Modeling the Dependency of Analog Circuit Performance Parameters on Manufacturing Process Variations With Applications in Sensitivity Analysis and Yield Prediction

Abstract

There is a consistent dependence between integrated circuits (ICs) performance parameters and manufacturing process variations and capturing it at an early development phase represents a major ongoing topic in the semiconductor industry. Typically, this is addressed by the means of Monte Carlo (MC) simulations, where the device model parameters are randomly instantiated according to the technology variations based on a predefined nominal process. Thus, the resulted simulation data can only capture the effect of these variations.
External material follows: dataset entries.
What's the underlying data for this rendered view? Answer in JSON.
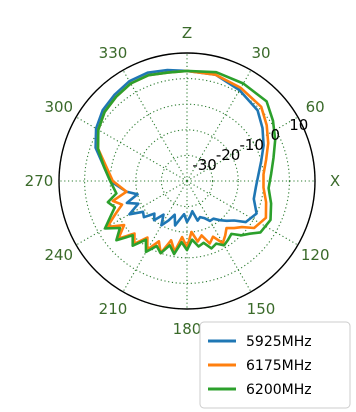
{
  "chart_data": {
    "type": "line",
    "projection": "polar",
    "theta_zero": "top",
    "theta_direction": "clockwise",
    "angular_ticks": [
      {
        "angle": 0,
        "label": "Z"
      },
      {
        "angle": 30,
        "label": "30"
      },
      {
        "angle": 60,
        "label": "60"
      },
      {
        "angle": 90,
        "label": "X"
      },
      {
        "angle": 120,
        "label": "120"
      },
      {
        "angle": 150,
        "label": "150"
      },
      {
        "angle": 180,
        "label": "180"
      },
      {
        "angle": 210,
        "label": "210"
      },
      {
        "angle": 240,
        "label": "240"
      },
      {
        "angle": 270,
        "label": "270"
      },
      {
        "angle": 300,
        "label": "300"
      },
      {
        "angle": 330,
        "label": "330"
      }
    ],
    "radial_ticks": [
      {
        "value": -30,
        "label": "-30"
      },
      {
        "value": -20,
        "label": "-20"
      },
      {
        "value": -10,
        "label": "-10"
      },
      {
        "value": 0,
        "label": "0"
      },
      {
        "value": 10,
        "label": "10"
      }
    ],
    "rlim": [
      -40,
      10
    ],
    "grid": true,
    "legend_position": "bottom-right",
    "colors": {
      "grid": "#2e7d32",
      "tick_label": "#3a6a2a",
      "s5925": "#1f77b4",
      "s6175": "#ff7f0e",
      "s6200": "#2ca02c"
    },
    "series": [
      {
        "name": "5925MHz",
        "color": "#1f77b4",
        "theta": [
          0,
          15,
          30,
          45,
          55,
          65,
          75,
          85,
          95,
          105,
          115,
          125,
          130,
          135,
          140,
          145,
          150,
          155,
          160,
          165,
          170,
          175,
          180,
          185,
          190,
          195,
          200,
          205,
          210,
          215,
          220,
          225,
          230,
          235,
          240,
          245,
          250,
          255,
          260,
          270,
          280,
          290,
          300,
          310,
          320,
          330,
          340,
          350
        ],
        "r": [
          3,
          3,
          1,
          -1,
          -4,
          -7,
          -10,
          -12,
          -13,
          -13,
          -10,
          -12,
          -16,
          -18,
          -20,
          -22,
          -22,
          -24,
          -25,
          -24,
          -28,
          -26,
          -24,
          -27,
          -25,
          -22,
          -26,
          -23,
          -20,
          -24,
          -20,
          -22,
          -18,
          -19,
          -14,
          -19,
          -15,
          -20,
          -16,
          -10,
          -7,
          -2,
          1,
          3,
          4,
          5,
          5,
          4
        ]
      },
      {
        "name": "6175MHz",
        "color": "#ff7f0e",
        "theta": [
          0,
          15,
          30,
          45,
          55,
          65,
          75,
          85,
          95,
          105,
          115,
          125,
          130,
          135,
          140,
          145,
          150,
          155,
          160,
          165,
          170,
          175,
          180,
          185,
          190,
          195,
          200,
          205,
          210,
          215,
          220,
          225,
          230,
          235,
          240,
          245,
          250,
          255,
          260,
          270,
          280,
          290,
          300,
          310,
          320,
          330,
          340,
          350
        ],
        "r": [
          3,
          3,
          2,
          1,
          -2,
          -5,
          -8,
          -10,
          -10,
          -8,
          -6,
          -8,
          -12,
          -14,
          -16,
          -14,
          -12,
          -16,
          -14,
          -18,
          -16,
          -20,
          -14,
          -18,
          -12,
          -16,
          -10,
          -14,
          -9,
          -13,
          -8,
          -11,
          -5,
          -10,
          -4,
          -9,
          -13,
          -10,
          -16,
          -11,
          -8,
          -3,
          0,
          2,
          3,
          4,
          4,
          3
        ]
      },
      {
        "name": "6200MHz",
        "color": "#2ca02c",
        "theta": [
          0,
          15,
          30,
          45,
          55,
          65,
          75,
          85,
          95,
          105,
          115,
          125,
          130,
          135,
          140,
          145,
          150,
          155,
          160,
          165,
          170,
          175,
          180,
          185,
          190,
          195,
          200,
          205,
          210,
          215,
          220,
          225,
          230,
          235,
          240,
          245,
          250,
          255,
          260,
          270,
          280,
          290,
          300,
          310,
          320,
          330,
          340,
          350
        ],
        "r": [
          3,
          4,
          4,
          4,
          1,
          -2,
          -5,
          -7,
          -8,
          -6,
          -4,
          -5,
          -8,
          -10,
          -13,
          -12,
          -11,
          -13,
          -12,
          -15,
          -14,
          -17,
          -13,
          -16,
          -11,
          -14,
          -10,
          -12,
          -8,
          -12,
          -7,
          -10,
          -4,
          -8,
          -3,
          -7,
          -10,
          -8,
          -12,
          -10,
          -7,
          -3,
          0,
          2,
          3,
          4,
          4,
          3
        ]
      }
    ]
  }
}
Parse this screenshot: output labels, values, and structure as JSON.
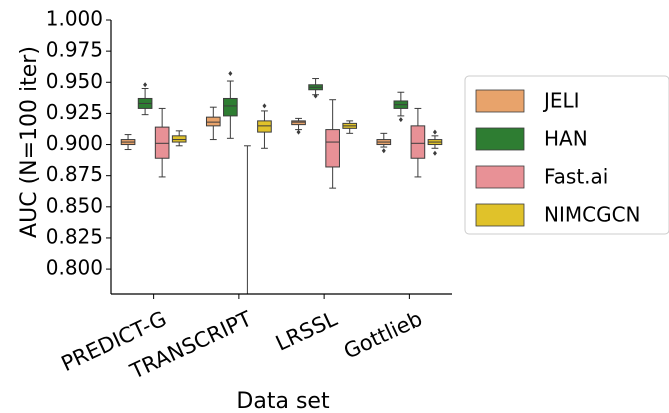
{
  "chart_data": {
    "type": "box",
    "title": "",
    "xlabel": "Data set",
    "ylabel": "AUC (N=100 iter)",
    "ylim": [
      0.78,
      1.0
    ],
    "yticks": [
      "0.800",
      "0.825",
      "0.850",
      "0.875",
      "0.900",
      "0.925",
      "0.950",
      "0.975",
      "1.000"
    ],
    "grid": false,
    "legend_position": "right",
    "categories": [
      "PREDICT-G",
      "TRANSCRIPT",
      "LRSSL",
      "Gottlieb"
    ],
    "series": [
      {
        "name": "JELI",
        "color": "#e8a36b",
        "boxes": [
          {
            "whisker_low": 0.896,
            "q1": 0.9,
            "median": 0.902,
            "q3": 0.904,
            "whisker_high": 0.908,
            "outliers": []
          },
          {
            "whisker_low": 0.904,
            "q1": 0.915,
            "median": 0.918,
            "q3": 0.922,
            "whisker_high": 0.93,
            "outliers": []
          },
          {
            "whisker_low": 0.912,
            "q1": 0.916,
            "median": 0.918,
            "q3": 0.919,
            "whisker_high": 0.921,
            "outliers": [
              0.91
            ]
          },
          {
            "whisker_low": 0.898,
            "q1": 0.9,
            "median": 0.902,
            "q3": 0.904,
            "whisker_high": 0.909,
            "outliers": [
              0.895
            ]
          }
        ]
      },
      {
        "name": "HAN",
        "color": "#2e7d32",
        "boxes": [
          {
            "whisker_low": 0.924,
            "q1": 0.929,
            "median": 0.933,
            "q3": 0.937,
            "whisker_high": 0.945,
            "outliers": [
              0.948
            ]
          },
          {
            "whisker_low": 0.905,
            "q1": 0.923,
            "median": 0.931,
            "q3": 0.937,
            "whisker_high": 0.951,
            "outliers": [
              0.957
            ]
          },
          {
            "whisker_low": 0.94,
            "q1": 0.944,
            "median": 0.946,
            "q3": 0.948,
            "whisker_high": 0.953,
            "outliers": [
              0.939
            ]
          },
          {
            "whisker_low": 0.923,
            "q1": 0.929,
            "median": 0.932,
            "q3": 0.935,
            "whisker_high": 0.942,
            "outliers": [
              0.92
            ]
          }
        ]
      },
      {
        "name": "Fast.ai",
        "color": "#e89196",
        "boxes": [
          {
            "whisker_low": 0.874,
            "q1": 0.889,
            "median": 0.901,
            "q3": 0.914,
            "whisker_high": 0.929,
            "outliers": []
          },
          {
            "whisker_low": 0.78,
            "q1": 0.78,
            "median": 0.78,
            "q3": 0.78,
            "whisker_high": 0.899,
            "outliers": []
          },
          {
            "whisker_low": 0.865,
            "q1": 0.882,
            "median": 0.902,
            "q3": 0.912,
            "whisker_high": 0.936,
            "outliers": []
          },
          {
            "whisker_low": 0.874,
            "q1": 0.889,
            "median": 0.901,
            "q3": 0.915,
            "whisker_high": 0.929,
            "outliers": []
          }
        ]
      },
      {
        "name": "NIMCGCN",
        "color": "#e0c22a",
        "boxes": [
          {
            "whisker_low": 0.899,
            "q1": 0.902,
            "median": 0.904,
            "q3": 0.907,
            "whisker_high": 0.911,
            "outliers": []
          },
          {
            "whisker_low": 0.897,
            "q1": 0.91,
            "median": 0.915,
            "q3": 0.919,
            "whisker_high": 0.927,
            "outliers": [
              0.931
            ]
          },
          {
            "whisker_low": 0.909,
            "q1": 0.913,
            "median": 0.915,
            "q3": 0.917,
            "whisker_high": 0.919,
            "outliers": []
          },
          {
            "whisker_low": 0.897,
            "q1": 0.9,
            "median": 0.902,
            "q3": 0.904,
            "whisker_high": 0.907,
            "outliers": [
              0.893,
              0.91
            ]
          }
        ]
      }
    ]
  }
}
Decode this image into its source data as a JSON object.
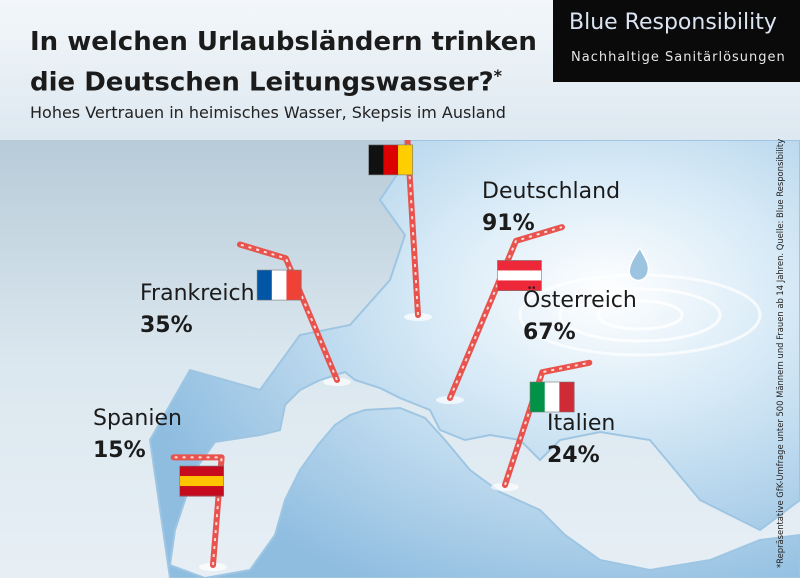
{
  "header": {
    "title_line1": "In welchen Urlaubsländern trinken",
    "title_line2": "die Deutschen Leitungswasser?",
    "title_mark": "*",
    "subtitle": "Hohes Vertrauen in heimisches Wasser, Skepsis im Ausland"
  },
  "brand": {
    "name": "Blue Responsibility",
    "tagline": "Nachhaltige Sanitärlösungen"
  },
  "footnote": "*Repräsentative GfK-Umfrage unter 500 Männern und Frauen ab 14 Jahren. Quelle: Blue Responsibility",
  "chart_data": {
    "type": "bar",
    "categories": [
      "Deutschland",
      "Frankreich",
      "Österreich",
      "Spanien",
      "Italien"
    ],
    "values": [
      91,
      35,
      67,
      15,
      24
    ],
    "value_labels": [
      "91%",
      "35%",
      "67%",
      "15%",
      "24%"
    ],
    "unit": "%",
    "flags": [
      {
        "country": "Deutschland",
        "colors": [
          "#111111",
          "#dd0000",
          "#ffce00"
        ]
      },
      {
        "country": "Frankreich",
        "colors": [
          "#0055a4",
          "#ffffff",
          "#ef4135"
        ]
      },
      {
        "country": "Österreich",
        "colors": [
          "#ed2939",
          "#ffffff",
          "#ed2939"
        ]
      },
      {
        "country": "Spanien",
        "colors": [
          "#c60b1e",
          "#ffc400",
          "#c60b1e"
        ]
      },
      {
        "country": "Italien",
        "colors": [
          "#009246",
          "#ffffff",
          "#ce2b37"
        ]
      }
    ]
  },
  "colors": {
    "straw": "#e8534d",
    "water": "#bcd9ee"
  }
}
This offers little or no insight on the performance’s sensitivities to specific process variations or on the effect of altered statistical technology properties, as it may be the case of process drift or fab-to-fab migration. This article proposes a methodology for modeling the dependency of the device performances (i.e., electrical parameters—EPs) with the influential technology parameters (i.e., process control monitor parameters—PCMs), at an early stage (preSilicon). Using a set of standard MC co-simulations of PCM structures and the circuit schematics (to maintain consistent process variation), it employs a feature selection step to choose the influential PCMs and it trains a machine learning regression algorithm. Both are wrapped up in a Bayesian optimization (BO) framework to find the optimal feature set and the regression hyperparameters. The obtained regression model can explain the functional dependency of the EP on the influential PCMs. Thus, it directly enables sensitivity analysis (SA) to process variation and parametric yield prediction of the IC, as it will be illustrated for the case of an experimental Infineon Technologies product.